The AI supercluster doesn't fit in one building anymore
DriveNets and WhiteFiber say they deployed the first commercial AI supercluster across separate data centers, betting long distance bandwidth can hold up under real workloads.
DriveNets and WhiteFiber say they deployed the first commercial AI supercluster across separate data centers, betting long distance bandwidth can hold up under real workloads.
For years, AI builders had a single rule: keep the GPUs in one building. The internal links between servers in one data center move data roughly a thousand times faster than anything you can run between sites, and AI superclusters, the multi-thousand-GPU pools that train frontier models, depend on that bandwidth. The deployment DriveNets and WhiteFiber are announcing says it can retire that constraint. A commercially operated cluster whose GPUs live in separate data centers, stitched together by orchestration software, behaves as one logical supercluster. (DriveNets announcement, Telecompaper coverage)
WhiteFiber, a North American AI-infrastructure provider that builds and leases GPU capacity, is the customer of record. DriveNets, a networking-software vendor, supplies the orchestration layer that lets physically separated nodes act as one training and inference pool. DriveNets calls the design "scale-across"; the label is the vendor's framing, not an industry term, and "distributed cluster" reads cleaner. (TelecomTV coverage)
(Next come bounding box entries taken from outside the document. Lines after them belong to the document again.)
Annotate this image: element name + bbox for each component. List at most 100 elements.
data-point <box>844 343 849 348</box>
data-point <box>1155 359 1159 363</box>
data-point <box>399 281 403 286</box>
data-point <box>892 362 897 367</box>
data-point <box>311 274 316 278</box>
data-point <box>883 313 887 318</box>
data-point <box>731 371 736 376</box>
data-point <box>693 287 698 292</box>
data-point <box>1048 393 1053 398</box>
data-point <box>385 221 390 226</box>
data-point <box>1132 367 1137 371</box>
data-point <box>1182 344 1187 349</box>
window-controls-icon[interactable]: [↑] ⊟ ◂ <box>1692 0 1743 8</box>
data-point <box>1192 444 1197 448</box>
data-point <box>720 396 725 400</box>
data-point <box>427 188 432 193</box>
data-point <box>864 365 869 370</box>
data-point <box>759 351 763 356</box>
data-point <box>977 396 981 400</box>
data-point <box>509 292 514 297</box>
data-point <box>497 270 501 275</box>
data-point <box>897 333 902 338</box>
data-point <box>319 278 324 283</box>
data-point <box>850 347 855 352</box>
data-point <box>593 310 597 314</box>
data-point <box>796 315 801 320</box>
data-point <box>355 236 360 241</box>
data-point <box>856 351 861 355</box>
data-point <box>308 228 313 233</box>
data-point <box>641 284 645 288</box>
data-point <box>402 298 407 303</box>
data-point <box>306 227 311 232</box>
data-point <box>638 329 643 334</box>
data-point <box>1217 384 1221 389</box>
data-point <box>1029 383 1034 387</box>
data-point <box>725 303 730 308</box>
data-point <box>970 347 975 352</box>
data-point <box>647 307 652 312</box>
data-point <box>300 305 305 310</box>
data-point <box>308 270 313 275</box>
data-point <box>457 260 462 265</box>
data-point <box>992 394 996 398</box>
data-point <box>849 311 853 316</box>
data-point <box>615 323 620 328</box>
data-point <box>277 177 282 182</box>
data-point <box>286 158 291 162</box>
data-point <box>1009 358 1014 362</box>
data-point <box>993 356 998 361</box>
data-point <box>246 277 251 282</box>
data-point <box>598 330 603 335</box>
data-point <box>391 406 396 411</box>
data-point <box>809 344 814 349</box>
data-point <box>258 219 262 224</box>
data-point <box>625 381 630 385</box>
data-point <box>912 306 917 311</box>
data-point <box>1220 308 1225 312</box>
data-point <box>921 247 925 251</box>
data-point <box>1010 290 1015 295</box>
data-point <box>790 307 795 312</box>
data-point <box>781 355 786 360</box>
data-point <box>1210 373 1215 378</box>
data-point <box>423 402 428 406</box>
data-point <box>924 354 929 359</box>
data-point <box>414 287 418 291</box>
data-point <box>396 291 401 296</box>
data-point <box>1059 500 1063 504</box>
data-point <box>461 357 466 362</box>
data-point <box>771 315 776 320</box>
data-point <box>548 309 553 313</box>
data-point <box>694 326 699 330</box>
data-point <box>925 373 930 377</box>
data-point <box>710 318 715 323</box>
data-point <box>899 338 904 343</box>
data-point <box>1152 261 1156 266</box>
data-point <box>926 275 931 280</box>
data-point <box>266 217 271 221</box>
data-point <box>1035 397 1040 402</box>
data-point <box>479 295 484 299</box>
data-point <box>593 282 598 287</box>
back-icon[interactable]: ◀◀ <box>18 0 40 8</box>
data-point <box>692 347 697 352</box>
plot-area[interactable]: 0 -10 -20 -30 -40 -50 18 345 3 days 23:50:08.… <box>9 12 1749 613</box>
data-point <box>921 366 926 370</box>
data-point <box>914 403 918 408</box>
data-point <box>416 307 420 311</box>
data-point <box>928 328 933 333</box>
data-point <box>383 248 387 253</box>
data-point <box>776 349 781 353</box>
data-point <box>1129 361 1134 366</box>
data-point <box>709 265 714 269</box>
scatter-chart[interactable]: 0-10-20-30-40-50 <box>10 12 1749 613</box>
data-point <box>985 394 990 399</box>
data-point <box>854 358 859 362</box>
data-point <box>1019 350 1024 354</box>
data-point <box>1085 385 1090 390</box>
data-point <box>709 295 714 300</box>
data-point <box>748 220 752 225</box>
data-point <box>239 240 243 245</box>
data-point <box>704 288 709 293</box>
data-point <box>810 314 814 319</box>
Today, superclusters sit in single buildings because spreading nodes across data centers collapses the bandwidth between GPUs and stalls training. Long-distance optical links carry orders of magnitude less bandwidth than the internal fabrics that bind a single-site cluster, and the gap shows up as GPUs waiting on each other. If orchestration software plus long-distance optical links can close that gap, siting decisions loosen. A builder could put part of the cluster near cheap power and part near users, fold in stranded GPU capacity in a different region without re-architecting, or expand past the power or cooling ceiling of any single building. Geography becomes a planning variable instead of a constraint.
The deployment is one engineering bet: that node-to-node bandwidth and latency across long-distance links can hold up under real AI training workloads. The press release and its trade re-reports do not disclose the link distance, the per-node bandwidth, the interconnect type, the workload mix, or whether the cluster is running production training or still in commissioning. Independent measurement under real training, not vendor benchmarks run on favorable traffic, is what would convert the announcement from a hypothesis in progress into a working design.
What to watch next. Three numbers matter: link distance, bandwidth per node under training traffic, and how the orchestration recovers when one site drops out or a long-distance link flaps. Until those land in independent hands, the deployment is a test rig with the wiring in place but the verdict still pending.